"Oh, you have, Uncle Abram! You have!" agreed Louise, and burst, into laughter herself. "It is wonderful how you did it! It is marvelous! How could you?"

"Nothin' easier, when you come to think on't," replied Cap'n Abe. "I'd talked so much 'bout Cap'n Am'zon that he was a fixed idea in people's minds. I said when he come I'd go off on a v'y'ge. I'd fixed ev'rything proper for the exchange when you lit down on me, Niece Louise. Hi-mighty!" grinned Cap'n Abe, "at first I thought sure you'd spilled the beans."

Louise rippled another appreciative laugh. "Oh, dear!" she cried, clapping her hands together. "It's too funny for anything! How you startled Betty! Why, even Lawford Tapp was amazed at your appearance. You—you do look like an old pirate, Uncle Abram."

"Don't I?" responded Cap'n Abe, childishly delighted.

"That awful scar along your jaw—and you so brown," said the girl.
"How did you get that scar, Uncle Abram?"

"Fallin' down the cellar steps when I was a kid," said the storekeeper. "But these fellers think I must ha' got it through a cutlass stroke, or somethin'. Oh, I guess I've showed 'em what a real Silt should look like. Yes, sir! I cal'late I look the part of a feller that's roved the sea for sixty year or so, Niece Louise."

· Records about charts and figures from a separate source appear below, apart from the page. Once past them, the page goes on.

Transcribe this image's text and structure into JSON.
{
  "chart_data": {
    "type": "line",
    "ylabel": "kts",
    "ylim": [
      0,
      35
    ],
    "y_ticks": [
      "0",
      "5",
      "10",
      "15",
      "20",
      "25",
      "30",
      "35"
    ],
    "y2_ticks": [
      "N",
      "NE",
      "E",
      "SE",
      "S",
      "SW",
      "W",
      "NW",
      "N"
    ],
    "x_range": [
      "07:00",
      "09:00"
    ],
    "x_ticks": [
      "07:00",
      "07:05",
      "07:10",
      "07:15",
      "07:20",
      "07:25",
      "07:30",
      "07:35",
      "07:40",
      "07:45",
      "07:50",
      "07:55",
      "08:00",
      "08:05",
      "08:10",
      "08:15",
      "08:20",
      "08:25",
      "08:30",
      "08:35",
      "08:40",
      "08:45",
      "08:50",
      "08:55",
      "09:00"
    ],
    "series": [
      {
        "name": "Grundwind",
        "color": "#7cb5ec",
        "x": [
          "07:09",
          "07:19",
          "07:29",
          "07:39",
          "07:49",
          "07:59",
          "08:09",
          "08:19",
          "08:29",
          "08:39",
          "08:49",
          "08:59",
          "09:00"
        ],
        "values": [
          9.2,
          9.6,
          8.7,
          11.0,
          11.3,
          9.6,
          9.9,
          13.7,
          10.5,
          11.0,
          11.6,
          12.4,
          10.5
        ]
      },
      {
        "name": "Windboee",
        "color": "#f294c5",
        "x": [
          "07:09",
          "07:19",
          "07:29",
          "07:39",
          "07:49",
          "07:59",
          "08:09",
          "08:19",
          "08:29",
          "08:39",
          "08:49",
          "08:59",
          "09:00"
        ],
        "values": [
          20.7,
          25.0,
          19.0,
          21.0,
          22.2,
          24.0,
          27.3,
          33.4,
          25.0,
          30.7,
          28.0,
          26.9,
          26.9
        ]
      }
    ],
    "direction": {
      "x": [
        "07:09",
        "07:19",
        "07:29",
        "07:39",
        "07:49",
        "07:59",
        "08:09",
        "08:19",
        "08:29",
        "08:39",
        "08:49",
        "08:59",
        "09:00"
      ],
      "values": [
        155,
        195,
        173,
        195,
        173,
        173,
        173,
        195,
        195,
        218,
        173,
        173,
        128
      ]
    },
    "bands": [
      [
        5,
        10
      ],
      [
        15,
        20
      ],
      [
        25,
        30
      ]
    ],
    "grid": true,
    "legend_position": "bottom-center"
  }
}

"You do, indeed. That red bandana—and the earrings—and the mustache—and stain. Why, uncle! even to that tattooing——"

He looked down at his bared arm and nodded proudly.

"Ye-as. That time I went away ten year ago and left Joab to run the store (and a proper mess he made of things!) I found a feller down in the South End of Boston and he fixed me up with this tattoo work for twenty-five dollars. Course, I didn't dare show it none here—kep' my sleeves down an' my throat-latch buttoned all winds and weathers. But now———"

He laughed again, full-throated and joyous like a boy. Then, suddenly, he grew grave.